Google will begin deploying Gemini on Wednesday, its new artificial intelligence (AI) model that is expected to allow the company to better compete with OpenAI (the creator of ChatGPT) and Microsoft, from applications aimed at the general public to to computing capacities for companies.
• Also read: Meta, IBM and their allies are calling for an “open” future for AI
• Also read: Could AI replace your job?
“It is our most consistent, most talented and also most general AI model,” assured Eli Collins, vice president of Google DeepMind, the Californian company’s AI research laboratory, during a presentation to the press.
He then posted a video in which a user shows Gemini objects, drawings and videos.
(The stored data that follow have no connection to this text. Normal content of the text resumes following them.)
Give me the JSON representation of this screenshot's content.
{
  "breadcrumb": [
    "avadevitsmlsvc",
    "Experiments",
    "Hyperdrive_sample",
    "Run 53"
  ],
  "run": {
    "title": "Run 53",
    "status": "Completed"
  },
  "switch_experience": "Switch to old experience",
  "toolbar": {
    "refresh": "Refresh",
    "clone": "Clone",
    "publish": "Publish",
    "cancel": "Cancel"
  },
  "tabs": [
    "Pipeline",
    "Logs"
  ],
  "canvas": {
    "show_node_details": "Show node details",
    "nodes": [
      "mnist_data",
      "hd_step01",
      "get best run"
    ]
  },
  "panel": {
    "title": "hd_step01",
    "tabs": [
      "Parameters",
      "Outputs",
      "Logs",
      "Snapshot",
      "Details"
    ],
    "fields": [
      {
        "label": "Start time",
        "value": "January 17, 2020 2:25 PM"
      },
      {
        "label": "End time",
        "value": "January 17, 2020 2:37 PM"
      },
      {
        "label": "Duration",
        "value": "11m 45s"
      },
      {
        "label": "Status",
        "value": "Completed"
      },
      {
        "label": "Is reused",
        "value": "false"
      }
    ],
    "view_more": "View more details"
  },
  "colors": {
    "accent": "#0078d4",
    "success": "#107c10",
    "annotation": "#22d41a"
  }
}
The AI system verbally comments on what it “sees,” identifies objects, plays music, and answers questions that require a certain level of analysis, thereby justifying its “reasoning.”
Given the image of a rubber duck that has to choose between two paths – the left leads to another duck drawn on paper and the right to a threatening-looking bear – Gemini suggests the left path because “that’s how it is.” Better to make friends than enemies.”
The video also shows that Gemini can recognize references with very little context, such as a scene from the movie “The Matrix” played by a person pretending to dodge bullets in slow motion.
The new model is “multimedia from the start, has sophisticated reasoning capabilities and can program at an advanced level,” explained Eli Collins.
According to him, Gemini is the first AI model to outperform human experts in an industry-standard test, the “MMLU”, used to assess the thinking skills of these computer programs in various fields from mathematics to science, history and law.
Since the launch of ChatGPT a year ago, the giants of Silicon Valley have been engaged in a frantic race to develop so-called generative AI, which makes it possible to obtain texts, images or lines of code equivalent to those of humans, upon simple request in everyday language.
Google, the AI leader, was surprised by the phenomenal success of ChatGPT and responded notably with its own chatbot, Bard.
But everything happens at the level of models, the computer systems that underlie these applications, first stuffed with texts collected online and now fed with all kinds of data to process requests with images and discuss verbally with their users.
OpenAI said in September that it had added language and vision to ChatGPT to make it more “intuitive.”
Gemini: “This is another step towards our vision: to offer you the best AI collaborator in the world,” emphasized Sissie Hsiao, Google Vice President responsible for Bard, on Wednesday.
Bard has to be free from Wednesday, but always with written requests and only in English.
You will have to wait until 2024 for other functions and formats, such as extended help for solving mathematical problems.
Less known than ChatGPT, Bard has the opportunity to make up ground against its competitor that was a victim of its success: in mid-November, OpenAI actually suspended subscriptions to the paid version due to overwhelming demand.
Google will also give customers access to an initial version of Gemini in the cloud (remote computing) on December 13, including developers who use its Vertex AI platform to build their own AI applications.
In this area, the Internet giant is in direct competition with Microsoft, the main investor in OpenAI and world number 2 in the cloud behind Amazon.
The two American groups spent the year adding generative AI tools to their respective software (search engine, office and productivity software, cloud platform, etc.).
“This new era of models represents one of the greatest scientific and engineering efforts we have undertaken as a society,” Sundar Pichai, the head of Google, was quoted as saying in a press release.